Burgundy or Bordeaux? When The Wine Questionnaire asked the “B or B” question of Daniel Johnnes, wine director for Daniel Boulud’s Dinex Group, Daniel answered, “Ask anyone in the world of wine and they will laugh at the question. BURGUNDY!!!.”
Burgundy and Its Wines tells readers, “In Burgundy it is the terroir—the peculiarly French combination of soil, subsoil and climate—that dictates reputation.”
In The Great Domaines of Burgundy Michael Broadbent explains to readers:
Compared to Bordeaux, Burgundy is far more complex: small vineyards with similar names are in the ownership of several individual producers who, in turn, more often than not own vines in more than one designated vineyard. The importance of terroir is also paramount and exemplified by the wines of the Domaine de La Romanee-Conti. For example, La Tache, produces wines of distinctly different style to Romanne- Conti, despite the two vineyards being separated by a mere footpath.
Cote D’Or (slope of gold) is the center of Burgundy, to the north and south of the small city of Beaune. It consists of a narrow strip of vineyard, located along a chalk-marl slope beginning south of Dijon and continuing for about 30 miles. The Cote D’Or is divided into two sections—the Cote de Nuits (mostly red Pinot-Noir) to the north of Beaune and the Cote de Beaune (primarily white Chardonnay) to the south of Beaune extending to the world-class white wine village of Puligny-Montrachet.

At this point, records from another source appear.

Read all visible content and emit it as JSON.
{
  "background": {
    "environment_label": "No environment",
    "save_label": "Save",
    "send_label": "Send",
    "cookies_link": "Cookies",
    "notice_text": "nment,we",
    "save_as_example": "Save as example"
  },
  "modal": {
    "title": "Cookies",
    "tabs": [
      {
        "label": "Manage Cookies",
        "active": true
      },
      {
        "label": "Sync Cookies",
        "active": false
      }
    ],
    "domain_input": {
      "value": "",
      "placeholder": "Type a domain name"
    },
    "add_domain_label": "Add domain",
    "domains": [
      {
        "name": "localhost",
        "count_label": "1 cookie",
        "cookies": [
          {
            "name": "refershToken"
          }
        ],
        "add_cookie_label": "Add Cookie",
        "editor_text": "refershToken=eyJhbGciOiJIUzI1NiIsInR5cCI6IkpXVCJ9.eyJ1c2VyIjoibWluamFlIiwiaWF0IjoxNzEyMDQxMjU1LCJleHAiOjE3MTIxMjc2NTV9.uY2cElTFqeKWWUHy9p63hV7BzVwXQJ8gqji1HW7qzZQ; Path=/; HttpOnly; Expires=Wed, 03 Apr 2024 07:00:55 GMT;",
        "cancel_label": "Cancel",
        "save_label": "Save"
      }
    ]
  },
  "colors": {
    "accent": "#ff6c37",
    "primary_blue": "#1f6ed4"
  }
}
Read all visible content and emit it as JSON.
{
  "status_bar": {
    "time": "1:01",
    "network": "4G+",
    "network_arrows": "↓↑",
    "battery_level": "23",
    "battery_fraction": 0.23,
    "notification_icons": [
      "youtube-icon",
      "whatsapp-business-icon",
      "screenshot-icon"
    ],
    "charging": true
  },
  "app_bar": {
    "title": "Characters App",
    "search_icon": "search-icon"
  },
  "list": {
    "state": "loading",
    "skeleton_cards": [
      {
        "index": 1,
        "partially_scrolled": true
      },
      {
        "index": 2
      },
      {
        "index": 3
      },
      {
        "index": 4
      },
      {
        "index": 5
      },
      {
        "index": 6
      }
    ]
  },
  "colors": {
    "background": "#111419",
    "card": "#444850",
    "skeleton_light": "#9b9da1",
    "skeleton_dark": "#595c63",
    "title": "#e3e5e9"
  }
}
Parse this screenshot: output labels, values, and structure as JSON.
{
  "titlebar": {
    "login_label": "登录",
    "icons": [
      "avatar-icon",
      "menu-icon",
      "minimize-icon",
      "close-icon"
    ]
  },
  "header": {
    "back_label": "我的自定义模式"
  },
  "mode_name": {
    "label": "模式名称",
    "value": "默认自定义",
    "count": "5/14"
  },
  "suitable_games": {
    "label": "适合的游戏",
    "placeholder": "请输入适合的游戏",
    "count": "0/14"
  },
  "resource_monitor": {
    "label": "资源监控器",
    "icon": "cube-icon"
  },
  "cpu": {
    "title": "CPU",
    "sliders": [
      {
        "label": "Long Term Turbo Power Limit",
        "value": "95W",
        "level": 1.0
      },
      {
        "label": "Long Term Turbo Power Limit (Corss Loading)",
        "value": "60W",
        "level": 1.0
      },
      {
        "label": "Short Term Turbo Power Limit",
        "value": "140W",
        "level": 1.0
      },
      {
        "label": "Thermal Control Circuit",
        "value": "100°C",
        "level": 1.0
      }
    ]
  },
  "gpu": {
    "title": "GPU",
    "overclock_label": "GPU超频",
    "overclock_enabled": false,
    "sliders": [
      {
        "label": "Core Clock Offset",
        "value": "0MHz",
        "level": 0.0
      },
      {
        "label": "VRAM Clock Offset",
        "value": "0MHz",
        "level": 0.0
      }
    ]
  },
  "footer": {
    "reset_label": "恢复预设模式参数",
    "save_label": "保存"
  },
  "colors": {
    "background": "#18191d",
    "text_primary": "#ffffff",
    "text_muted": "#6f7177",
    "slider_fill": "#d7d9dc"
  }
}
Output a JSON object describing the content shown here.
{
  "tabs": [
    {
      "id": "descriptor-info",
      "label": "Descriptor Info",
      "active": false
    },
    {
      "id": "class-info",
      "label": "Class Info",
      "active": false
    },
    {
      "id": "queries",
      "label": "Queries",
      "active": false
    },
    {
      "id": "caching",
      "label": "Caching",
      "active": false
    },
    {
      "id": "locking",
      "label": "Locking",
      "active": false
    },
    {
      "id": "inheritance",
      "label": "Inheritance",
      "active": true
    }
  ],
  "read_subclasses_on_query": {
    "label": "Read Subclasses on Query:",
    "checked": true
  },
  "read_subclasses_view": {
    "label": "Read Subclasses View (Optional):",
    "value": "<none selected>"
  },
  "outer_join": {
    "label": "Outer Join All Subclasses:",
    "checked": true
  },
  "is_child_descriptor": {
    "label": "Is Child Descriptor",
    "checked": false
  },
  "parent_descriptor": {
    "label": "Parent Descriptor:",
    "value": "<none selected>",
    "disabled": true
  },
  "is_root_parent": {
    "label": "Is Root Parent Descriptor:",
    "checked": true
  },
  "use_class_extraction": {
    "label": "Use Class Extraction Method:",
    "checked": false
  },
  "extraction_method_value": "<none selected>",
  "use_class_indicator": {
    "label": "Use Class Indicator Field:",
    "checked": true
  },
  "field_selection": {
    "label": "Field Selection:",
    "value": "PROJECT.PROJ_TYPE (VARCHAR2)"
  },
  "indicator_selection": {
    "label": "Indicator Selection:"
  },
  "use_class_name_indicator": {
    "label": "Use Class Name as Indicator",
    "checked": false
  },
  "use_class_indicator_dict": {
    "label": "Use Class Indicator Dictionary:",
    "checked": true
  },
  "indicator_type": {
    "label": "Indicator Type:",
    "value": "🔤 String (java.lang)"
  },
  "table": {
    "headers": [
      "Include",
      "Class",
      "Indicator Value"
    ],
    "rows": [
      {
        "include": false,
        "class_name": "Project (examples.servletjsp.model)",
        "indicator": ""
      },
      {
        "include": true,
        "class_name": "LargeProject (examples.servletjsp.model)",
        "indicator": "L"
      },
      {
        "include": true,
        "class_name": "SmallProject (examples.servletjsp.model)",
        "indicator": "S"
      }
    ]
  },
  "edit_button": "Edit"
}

We recently returned from a trip to Paris/Beaune and worked with Tara Hyland Universal Travel (email@example.com) in Houston, Texas, to handle our travel details.
Plan to stay three nights at L’ Hotel De Beaune as your base of operations. We have gotten to know owner Johan Bjorklund over many visits. Johan runs what is clearly Beaune’s premier hotel/bistro destination. The rooms are sizable and tastefully decorated. Bistro de l’Hotel is traditional French, warm and comfortable. The food is superb and, if your focus is Burgundy, the wine list almost impossible to match. You will find wines that are scarce and often impossible to find, even in Paris. By example, the wines of Chris Newman (see more on Chris and Domaine Newman here) are on Bistro’s wine menu. Chris is a good friend of Johan’s and a gentleman we had the great fortune to chat with over dinner.
The high-speed TGV from Paris to Dijon is fast and enjoyable. At Gare de Dijon, you can rent a car and make the short, easy drive south to Beaune. When you are making travel arrangements, keep in mind that most car agencies are closed between 12:15 and 2 p.m. (welcome to France). Or you can hire a Beaune-based car service to meet you at the station. This fall trip, David Verez of Bourgogne Avec Chauffeur picked us up in Paris. In the small-world category, David recognized us immediately and remembered that he had taken us on a private wine tour of the Cote D’Or several years ago. You will enjoy touring with David no matter your specific needs. L’Hotel de Beaune had made the arrangements for our initial wine tour with David, and Universal Travel made the arrangements for the Paris/Beaune service.
You will likely want to devote two days to your Cote d’Or field trip: one day to the Cote de Beaune and the other to Cote de Nuits. When touring Cote de Nuits, Au Clos Napoleon in Fixin (Fee’san) is a great place for lunch—pretty and rural, yet just minutes from the main road. David Verez originally introduced Au Clos Napoleon to us on our first wine tour with him. On your tour south in Cote de Beaune to Puligny-Montrachet (Pool’-een-yee), lunch at Hotel Le Montrachet (originally introduced to us on a Butterfield and Robinson bike tour; also highly recommended), or at Olivier LaFlaive. You can book LaFlaive’s wine tasting menu at olivier-laflaive.com. Either property works nicely for overnight stays.
To drive through the Cote de Beaune, leave L’Hotel de Beaune and take the old ring road that follows the ancient city walls of the compact city. Bypass the sign to Dijon and continue around the rotary until you are headed south to Pomard/Volnay on Route D973 Route de Pommard (scenic) or D974. Continue on D973 south through Monthelie, Auxey-Duresse, Mersault and finally into Puligny-Montrachet, where you will park in the main square for lunch at Le Montrachet. Take time to walk around this peaceful little wine village and to appreciate that you are on home base for the finest white Burgundy wine in the world.
After lunch head north to Beaune on the faster moving, yet scenic, D974. And enjoy your stay in legendary Burgundy.